28 April 2007

Deceptive Self-Disclosures

In the old days, this used to be called 'boasting' or 'bragging'.

Some people aren't very good at it; the brags and boasts are obvious. They drop names. They start every sentence with "I did..." "I know..." "I have..." "I went..." -- I, I, I.

Others are slightly more subtle. "My best friend has..." "Our second house..." "When we were in [expensive resort]..."

Others are downright insidious. "Oh goodness, I couldn't hate someone if my life depended on it." "You all know me, I couldn't carry a grudge if I had six strong men helping me." "Well, I just love people so much, I can't ever really stay angry at anyone."

Boasting or bragging directly about material possessions, wealth, and status are pretty obvious indicators of vanity and insecurity. Boasting or bragging indirectly about such things also indicates vanity and insecurity. It's easy to identify what's going on, and it's even possible to feel compassion for the people who engage in it. It's obvious; they're fragile.

There are competitive undertones, however, that we ignore at our peril, since people who are this insecure and vain are also usually driven by a terrible fear of loss; if they only value themselves for what they own, then showing them our own treasures is a very risky move, as they may feel threatened by anyone who has 'more' or 'better' anything than themselves.
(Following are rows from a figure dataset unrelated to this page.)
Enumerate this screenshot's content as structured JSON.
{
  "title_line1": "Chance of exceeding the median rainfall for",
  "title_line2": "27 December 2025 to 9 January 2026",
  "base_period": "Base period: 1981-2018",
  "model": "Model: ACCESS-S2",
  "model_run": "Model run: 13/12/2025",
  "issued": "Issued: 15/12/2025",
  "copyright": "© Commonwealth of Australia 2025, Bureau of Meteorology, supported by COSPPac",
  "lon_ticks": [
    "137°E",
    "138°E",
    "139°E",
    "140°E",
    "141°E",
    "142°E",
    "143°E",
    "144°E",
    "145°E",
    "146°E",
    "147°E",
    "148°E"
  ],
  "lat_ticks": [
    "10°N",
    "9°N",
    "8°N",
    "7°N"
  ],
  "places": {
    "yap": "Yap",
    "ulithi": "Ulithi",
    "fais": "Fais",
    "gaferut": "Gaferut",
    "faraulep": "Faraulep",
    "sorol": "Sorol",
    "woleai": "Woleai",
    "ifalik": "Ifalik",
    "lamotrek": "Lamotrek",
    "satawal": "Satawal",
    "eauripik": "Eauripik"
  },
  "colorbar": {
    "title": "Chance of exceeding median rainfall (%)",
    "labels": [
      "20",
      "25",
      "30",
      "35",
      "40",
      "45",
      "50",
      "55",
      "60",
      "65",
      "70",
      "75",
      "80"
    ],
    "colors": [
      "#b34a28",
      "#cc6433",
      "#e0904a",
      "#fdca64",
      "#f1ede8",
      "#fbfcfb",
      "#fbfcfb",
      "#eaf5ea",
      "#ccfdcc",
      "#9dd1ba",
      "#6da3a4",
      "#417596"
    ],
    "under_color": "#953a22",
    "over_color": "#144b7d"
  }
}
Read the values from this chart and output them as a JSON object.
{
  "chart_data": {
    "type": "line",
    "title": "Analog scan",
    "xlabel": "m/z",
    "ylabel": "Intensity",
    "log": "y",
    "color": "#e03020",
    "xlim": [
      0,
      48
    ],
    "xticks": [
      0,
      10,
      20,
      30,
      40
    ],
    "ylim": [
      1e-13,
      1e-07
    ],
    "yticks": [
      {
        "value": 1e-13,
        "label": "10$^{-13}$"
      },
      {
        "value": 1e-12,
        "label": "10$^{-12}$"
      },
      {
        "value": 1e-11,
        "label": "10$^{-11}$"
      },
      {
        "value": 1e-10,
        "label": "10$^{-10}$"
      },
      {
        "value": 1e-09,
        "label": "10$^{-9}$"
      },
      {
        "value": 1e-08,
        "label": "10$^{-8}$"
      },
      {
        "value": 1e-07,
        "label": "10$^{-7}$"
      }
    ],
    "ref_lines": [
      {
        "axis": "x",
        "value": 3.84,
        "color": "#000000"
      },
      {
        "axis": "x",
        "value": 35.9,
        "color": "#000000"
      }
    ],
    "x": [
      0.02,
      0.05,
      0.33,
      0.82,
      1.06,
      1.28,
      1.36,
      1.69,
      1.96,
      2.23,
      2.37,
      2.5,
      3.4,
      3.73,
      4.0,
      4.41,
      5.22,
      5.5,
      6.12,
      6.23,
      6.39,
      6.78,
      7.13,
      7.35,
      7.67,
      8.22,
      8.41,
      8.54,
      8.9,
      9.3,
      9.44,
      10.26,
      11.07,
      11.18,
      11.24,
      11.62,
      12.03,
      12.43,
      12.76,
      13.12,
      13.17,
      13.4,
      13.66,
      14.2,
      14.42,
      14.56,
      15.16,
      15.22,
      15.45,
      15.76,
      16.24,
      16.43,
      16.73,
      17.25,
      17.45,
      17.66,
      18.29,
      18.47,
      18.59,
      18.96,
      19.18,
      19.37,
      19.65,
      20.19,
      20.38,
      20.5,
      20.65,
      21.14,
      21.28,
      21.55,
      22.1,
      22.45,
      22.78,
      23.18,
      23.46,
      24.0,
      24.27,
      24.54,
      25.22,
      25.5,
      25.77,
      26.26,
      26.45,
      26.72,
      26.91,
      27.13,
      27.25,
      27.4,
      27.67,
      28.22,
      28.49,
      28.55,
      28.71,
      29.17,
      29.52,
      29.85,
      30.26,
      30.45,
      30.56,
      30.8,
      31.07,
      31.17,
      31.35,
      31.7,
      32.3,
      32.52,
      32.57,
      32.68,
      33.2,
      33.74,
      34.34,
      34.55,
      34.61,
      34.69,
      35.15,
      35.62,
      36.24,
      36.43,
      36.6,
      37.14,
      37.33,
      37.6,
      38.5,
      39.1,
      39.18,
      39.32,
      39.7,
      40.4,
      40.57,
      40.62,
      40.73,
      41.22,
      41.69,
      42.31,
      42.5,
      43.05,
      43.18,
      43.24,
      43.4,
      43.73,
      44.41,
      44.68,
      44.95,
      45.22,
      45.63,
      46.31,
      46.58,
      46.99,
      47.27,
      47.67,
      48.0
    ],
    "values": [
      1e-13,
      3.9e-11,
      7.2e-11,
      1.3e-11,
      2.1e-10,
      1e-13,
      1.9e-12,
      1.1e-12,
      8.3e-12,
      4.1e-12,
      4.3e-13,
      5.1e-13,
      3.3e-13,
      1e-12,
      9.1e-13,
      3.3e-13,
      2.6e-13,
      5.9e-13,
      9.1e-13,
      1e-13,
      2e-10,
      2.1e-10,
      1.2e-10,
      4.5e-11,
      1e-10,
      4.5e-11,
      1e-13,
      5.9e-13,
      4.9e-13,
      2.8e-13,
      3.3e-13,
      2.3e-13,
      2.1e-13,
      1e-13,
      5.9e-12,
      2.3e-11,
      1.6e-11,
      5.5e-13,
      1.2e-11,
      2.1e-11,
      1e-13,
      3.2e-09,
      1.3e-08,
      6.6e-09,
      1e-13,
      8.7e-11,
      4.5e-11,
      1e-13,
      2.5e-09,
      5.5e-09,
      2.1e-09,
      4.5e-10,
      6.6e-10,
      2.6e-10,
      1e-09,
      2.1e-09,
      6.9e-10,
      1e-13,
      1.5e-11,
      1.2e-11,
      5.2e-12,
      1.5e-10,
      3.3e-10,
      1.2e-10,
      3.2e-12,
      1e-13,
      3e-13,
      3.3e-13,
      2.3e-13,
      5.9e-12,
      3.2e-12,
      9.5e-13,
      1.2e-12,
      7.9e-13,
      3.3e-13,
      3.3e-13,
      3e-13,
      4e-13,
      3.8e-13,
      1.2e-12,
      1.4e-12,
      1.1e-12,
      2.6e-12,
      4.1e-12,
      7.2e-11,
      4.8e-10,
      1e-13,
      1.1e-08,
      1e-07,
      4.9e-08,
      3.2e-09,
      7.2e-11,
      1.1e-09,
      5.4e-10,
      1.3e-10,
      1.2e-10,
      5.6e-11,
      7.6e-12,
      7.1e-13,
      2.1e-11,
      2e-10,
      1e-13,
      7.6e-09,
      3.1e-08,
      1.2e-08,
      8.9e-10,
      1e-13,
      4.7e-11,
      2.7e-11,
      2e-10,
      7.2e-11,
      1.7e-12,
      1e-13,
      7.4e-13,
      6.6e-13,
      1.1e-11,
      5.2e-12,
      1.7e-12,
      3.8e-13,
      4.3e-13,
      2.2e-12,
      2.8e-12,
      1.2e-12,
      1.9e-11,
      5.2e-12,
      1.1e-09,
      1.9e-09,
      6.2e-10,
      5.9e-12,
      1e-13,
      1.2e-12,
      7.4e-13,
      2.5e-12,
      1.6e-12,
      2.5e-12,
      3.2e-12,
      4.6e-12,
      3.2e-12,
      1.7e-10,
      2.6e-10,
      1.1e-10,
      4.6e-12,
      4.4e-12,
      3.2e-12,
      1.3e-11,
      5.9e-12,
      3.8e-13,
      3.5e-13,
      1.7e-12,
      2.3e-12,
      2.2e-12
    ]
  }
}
Boasting or bragging directly or indirectly about one's own character, however, is on a different level. This is the territory of manipulation, sleight-of-hand, deception. Call it advertising, or even propaganda, if it's in a political context. And ask yourself why it's going on.

Why would someone feel a need to announce repeatedly to the world what kind of person they are? Don't their actions tell us enough about them without the need for voice over narration to drum it into our heads?

Usually, when a message of this type is being endlessly repeated in our ears, it is intended to distract our attention, and prevent us from looking closely at the actual behavior of the person repeating their self-praise mantra.

In fact, everyone who has been deliberately abused - at home, at school, in a social setting, or on the job - has probably been frustrated by the fact that their abuser shows one face to them, and quite another to the public - and the public face usually includes this kind of boasting and bragging about the goodness, kindness, patience, and tolerance of the abuser, along with some kind of implied or overt comparison intended to put down the target of their abuse.

This is nothing but product positioning, in marketplace language. Creating a 'brand identity' that has little or no connection to the reality of what you get when you actually open the package. And making sure that the target of abuse is firmly identified as "brand X", the inferior product, in the minds of the studio audience.

Character propagandizing can be a harmless, rather sad exercise in self-promotion, if there is no abuse associated with it. It can be a very harmful exercise in group deception, however, if the same person who praises themselves to the skies is, in fact, bullying or abusing others and relying on a steady stream of self-promotion to cloud awareness of the fact.

Watch for this. Whenever someone makes announcements about their own character, start looking for the evidence they don't want you to see. The more time they spend telling you what they're like, the more likely it is that they're trying to keep you from seeing the kind of person they really are.